UK, Canada and Germany boost funds for global Covid-19 vaccine initiative but billions more needed
Countries at the United Nations General Assembly have pledged a further $1.2 billion for global efforts towards providing equal access to Covid-19 vaccines. But even on top of existing pledges of $2.6bn, this falls well short of the $38bn called for by the World Health Organization for vaccines, drugs and diagnostics.
In its investment case for the Access to Covid-19 Tools Accelerator—the framework for the global medical response to the coronavirus—published on 24 September, the WHO estimated R&D costs alone as $2.4bn for vaccines, $2bn for drugs and $300,000 for diagnostics.
New commitments over recent days include £571m ($732m) from the United Kingdom, C$440m ($332m) from Canada, and €100m ($117m) from Germany. The funds are largely ear-marked for supporting low- and middle-income countries to procure vaccine doses through the Covax equal access mechanism.
In addition, 16 pharmaceutical companies along with the Bill and Melinda Gates Foundation released a statement on 30 September that they support equal access mechanisms such as Covax and are committed to making products under development affordable to lower-income countries.

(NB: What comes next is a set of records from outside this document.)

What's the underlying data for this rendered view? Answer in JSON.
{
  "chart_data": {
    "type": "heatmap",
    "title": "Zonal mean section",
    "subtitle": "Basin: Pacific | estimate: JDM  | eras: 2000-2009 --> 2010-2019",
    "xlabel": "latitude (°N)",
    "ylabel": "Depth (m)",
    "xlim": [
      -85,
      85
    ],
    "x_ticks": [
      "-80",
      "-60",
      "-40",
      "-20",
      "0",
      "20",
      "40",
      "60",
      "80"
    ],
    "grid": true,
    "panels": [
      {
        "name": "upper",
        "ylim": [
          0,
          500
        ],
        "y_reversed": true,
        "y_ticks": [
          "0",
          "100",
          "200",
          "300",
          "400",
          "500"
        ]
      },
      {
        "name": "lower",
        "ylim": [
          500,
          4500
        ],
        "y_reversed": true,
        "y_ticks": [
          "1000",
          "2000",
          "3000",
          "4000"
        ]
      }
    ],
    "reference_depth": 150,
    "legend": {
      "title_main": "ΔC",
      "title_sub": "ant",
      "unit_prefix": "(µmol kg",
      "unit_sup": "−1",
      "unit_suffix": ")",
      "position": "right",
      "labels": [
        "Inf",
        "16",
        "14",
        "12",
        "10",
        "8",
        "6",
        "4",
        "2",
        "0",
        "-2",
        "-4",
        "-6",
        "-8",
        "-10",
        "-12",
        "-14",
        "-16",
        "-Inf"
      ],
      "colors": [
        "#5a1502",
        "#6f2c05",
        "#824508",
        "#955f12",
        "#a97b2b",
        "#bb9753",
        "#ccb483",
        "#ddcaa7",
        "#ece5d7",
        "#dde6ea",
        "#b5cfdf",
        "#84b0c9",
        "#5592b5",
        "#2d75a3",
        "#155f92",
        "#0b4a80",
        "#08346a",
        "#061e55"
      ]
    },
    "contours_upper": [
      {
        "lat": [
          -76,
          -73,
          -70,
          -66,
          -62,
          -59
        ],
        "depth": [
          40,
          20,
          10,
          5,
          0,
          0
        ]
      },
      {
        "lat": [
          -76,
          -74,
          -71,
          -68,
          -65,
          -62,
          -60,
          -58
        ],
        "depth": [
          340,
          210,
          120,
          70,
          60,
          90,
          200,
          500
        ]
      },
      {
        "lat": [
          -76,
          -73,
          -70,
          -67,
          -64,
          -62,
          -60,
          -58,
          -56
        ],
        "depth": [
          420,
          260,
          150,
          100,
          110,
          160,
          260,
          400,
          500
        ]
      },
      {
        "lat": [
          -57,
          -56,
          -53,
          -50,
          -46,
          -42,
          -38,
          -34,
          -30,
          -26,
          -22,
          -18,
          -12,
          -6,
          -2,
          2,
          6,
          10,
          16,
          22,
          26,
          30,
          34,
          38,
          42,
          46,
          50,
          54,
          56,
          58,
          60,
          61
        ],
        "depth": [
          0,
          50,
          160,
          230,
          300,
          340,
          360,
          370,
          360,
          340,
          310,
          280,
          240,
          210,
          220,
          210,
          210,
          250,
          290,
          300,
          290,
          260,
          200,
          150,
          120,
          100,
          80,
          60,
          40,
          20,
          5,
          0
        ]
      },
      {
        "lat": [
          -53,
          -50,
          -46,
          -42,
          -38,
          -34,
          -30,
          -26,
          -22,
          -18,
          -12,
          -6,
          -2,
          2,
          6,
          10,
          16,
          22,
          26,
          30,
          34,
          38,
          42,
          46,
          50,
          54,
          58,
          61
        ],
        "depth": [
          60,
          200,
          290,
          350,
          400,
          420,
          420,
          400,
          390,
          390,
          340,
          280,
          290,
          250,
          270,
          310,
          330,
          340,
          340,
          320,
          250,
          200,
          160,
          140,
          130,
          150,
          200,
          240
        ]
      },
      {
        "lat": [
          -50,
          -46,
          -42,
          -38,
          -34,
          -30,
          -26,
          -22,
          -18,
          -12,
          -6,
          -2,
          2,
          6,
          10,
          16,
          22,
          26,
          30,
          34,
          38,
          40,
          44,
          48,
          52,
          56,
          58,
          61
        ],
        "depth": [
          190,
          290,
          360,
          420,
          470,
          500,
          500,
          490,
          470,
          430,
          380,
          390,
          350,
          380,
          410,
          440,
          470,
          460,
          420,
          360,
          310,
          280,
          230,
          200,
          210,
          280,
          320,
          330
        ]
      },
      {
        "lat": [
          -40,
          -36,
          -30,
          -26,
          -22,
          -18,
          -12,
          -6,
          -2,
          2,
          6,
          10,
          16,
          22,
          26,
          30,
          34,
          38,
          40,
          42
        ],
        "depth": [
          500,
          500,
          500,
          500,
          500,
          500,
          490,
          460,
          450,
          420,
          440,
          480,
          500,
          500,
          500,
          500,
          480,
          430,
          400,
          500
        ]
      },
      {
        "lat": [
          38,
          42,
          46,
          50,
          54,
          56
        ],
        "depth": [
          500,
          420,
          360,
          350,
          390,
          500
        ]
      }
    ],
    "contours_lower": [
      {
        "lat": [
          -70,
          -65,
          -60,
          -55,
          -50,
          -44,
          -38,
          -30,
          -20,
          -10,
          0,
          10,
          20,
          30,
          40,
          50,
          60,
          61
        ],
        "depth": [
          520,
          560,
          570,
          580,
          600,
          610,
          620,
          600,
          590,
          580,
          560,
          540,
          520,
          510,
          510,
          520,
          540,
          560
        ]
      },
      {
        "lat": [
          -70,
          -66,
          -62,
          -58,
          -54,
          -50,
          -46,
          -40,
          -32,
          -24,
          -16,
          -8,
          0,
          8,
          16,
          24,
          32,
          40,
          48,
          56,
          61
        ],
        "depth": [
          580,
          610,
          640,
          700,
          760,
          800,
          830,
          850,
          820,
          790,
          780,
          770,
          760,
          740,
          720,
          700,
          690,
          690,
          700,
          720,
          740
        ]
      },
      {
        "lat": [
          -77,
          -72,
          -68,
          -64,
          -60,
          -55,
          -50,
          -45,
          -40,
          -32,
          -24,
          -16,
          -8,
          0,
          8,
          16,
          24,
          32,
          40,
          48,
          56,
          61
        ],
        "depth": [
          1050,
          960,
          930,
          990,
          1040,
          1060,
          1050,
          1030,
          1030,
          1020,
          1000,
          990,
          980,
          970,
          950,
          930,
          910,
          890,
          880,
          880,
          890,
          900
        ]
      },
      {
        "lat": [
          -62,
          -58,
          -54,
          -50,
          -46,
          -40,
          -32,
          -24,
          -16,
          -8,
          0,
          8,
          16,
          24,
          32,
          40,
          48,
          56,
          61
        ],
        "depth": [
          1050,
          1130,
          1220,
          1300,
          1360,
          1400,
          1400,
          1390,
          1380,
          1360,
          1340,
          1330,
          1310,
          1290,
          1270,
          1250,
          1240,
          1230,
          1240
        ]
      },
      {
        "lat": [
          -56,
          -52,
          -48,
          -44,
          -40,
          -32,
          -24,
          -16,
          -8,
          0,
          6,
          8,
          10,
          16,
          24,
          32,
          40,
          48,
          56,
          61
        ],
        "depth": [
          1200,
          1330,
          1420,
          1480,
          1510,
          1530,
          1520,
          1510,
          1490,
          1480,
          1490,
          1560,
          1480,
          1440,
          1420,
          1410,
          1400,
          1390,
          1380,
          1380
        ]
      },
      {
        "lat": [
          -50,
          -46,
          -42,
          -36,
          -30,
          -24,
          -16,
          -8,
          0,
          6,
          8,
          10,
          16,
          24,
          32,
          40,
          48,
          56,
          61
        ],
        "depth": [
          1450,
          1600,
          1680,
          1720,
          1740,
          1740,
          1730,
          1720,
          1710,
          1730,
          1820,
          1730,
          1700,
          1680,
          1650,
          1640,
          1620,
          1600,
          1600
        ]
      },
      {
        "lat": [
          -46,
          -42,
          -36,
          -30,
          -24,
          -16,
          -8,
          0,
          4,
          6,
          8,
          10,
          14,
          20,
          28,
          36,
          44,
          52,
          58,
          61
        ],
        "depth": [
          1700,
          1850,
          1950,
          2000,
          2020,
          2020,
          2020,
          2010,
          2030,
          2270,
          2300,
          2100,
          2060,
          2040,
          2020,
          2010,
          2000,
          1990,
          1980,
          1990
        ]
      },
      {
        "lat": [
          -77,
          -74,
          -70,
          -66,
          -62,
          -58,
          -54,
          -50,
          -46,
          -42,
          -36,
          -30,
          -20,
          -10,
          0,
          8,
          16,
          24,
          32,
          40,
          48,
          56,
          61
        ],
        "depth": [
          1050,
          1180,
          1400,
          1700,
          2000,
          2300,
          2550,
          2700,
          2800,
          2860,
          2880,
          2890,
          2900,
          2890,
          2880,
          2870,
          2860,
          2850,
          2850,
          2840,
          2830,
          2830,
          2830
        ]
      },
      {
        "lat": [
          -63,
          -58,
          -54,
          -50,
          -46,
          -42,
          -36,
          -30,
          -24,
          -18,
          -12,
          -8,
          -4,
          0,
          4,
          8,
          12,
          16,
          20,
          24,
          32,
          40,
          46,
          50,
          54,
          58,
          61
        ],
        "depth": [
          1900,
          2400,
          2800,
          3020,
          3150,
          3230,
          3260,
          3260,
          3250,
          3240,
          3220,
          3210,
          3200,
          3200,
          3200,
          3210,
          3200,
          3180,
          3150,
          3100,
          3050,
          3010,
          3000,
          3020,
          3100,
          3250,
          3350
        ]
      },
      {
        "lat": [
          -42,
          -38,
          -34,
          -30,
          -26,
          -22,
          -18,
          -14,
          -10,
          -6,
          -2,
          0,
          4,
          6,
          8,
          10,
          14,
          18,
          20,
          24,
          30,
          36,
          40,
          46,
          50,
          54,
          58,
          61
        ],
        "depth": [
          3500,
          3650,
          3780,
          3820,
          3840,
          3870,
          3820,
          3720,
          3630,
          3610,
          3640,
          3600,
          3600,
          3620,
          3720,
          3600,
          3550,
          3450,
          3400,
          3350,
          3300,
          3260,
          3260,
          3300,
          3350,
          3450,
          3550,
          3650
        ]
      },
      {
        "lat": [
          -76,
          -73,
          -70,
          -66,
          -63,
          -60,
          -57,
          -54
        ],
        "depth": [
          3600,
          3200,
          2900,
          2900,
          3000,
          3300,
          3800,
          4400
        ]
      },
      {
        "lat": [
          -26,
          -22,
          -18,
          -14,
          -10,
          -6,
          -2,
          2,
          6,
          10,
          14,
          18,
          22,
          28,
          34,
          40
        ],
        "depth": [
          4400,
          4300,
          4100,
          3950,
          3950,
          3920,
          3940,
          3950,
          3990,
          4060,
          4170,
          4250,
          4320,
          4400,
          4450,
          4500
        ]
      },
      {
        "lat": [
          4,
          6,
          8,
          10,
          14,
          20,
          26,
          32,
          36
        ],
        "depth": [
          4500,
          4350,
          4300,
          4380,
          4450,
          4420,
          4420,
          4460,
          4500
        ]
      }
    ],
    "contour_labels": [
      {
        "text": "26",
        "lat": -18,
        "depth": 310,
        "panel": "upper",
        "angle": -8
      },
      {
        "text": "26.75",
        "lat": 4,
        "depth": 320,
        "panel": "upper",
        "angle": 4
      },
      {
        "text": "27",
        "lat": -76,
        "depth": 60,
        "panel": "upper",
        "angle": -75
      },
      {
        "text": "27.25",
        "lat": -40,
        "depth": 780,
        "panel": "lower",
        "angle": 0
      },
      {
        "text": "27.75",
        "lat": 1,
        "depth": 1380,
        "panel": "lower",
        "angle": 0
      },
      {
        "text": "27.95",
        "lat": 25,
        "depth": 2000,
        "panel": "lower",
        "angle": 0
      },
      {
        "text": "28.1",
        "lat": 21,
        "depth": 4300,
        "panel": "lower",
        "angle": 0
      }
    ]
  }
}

Speaking at a UN event, Bill Gates said the companies were committed to “forgoing profits and adjusting pricing to make their products was affordable as possible” but that more public funding was needed to pay for them.
Covax, which is co-led by the World Health Organization, the vaccine alliance Gavi and the Coalition for Epidemic Preparedness Innovations, is aiming to deliver two billion vaccine doses by the end of 2021. Seth Berkley, chief executive of Gavi, praised the new commitments but said a further $2bn was needed in “urgent funding” by December, with “at least a further $5bn for 2021”.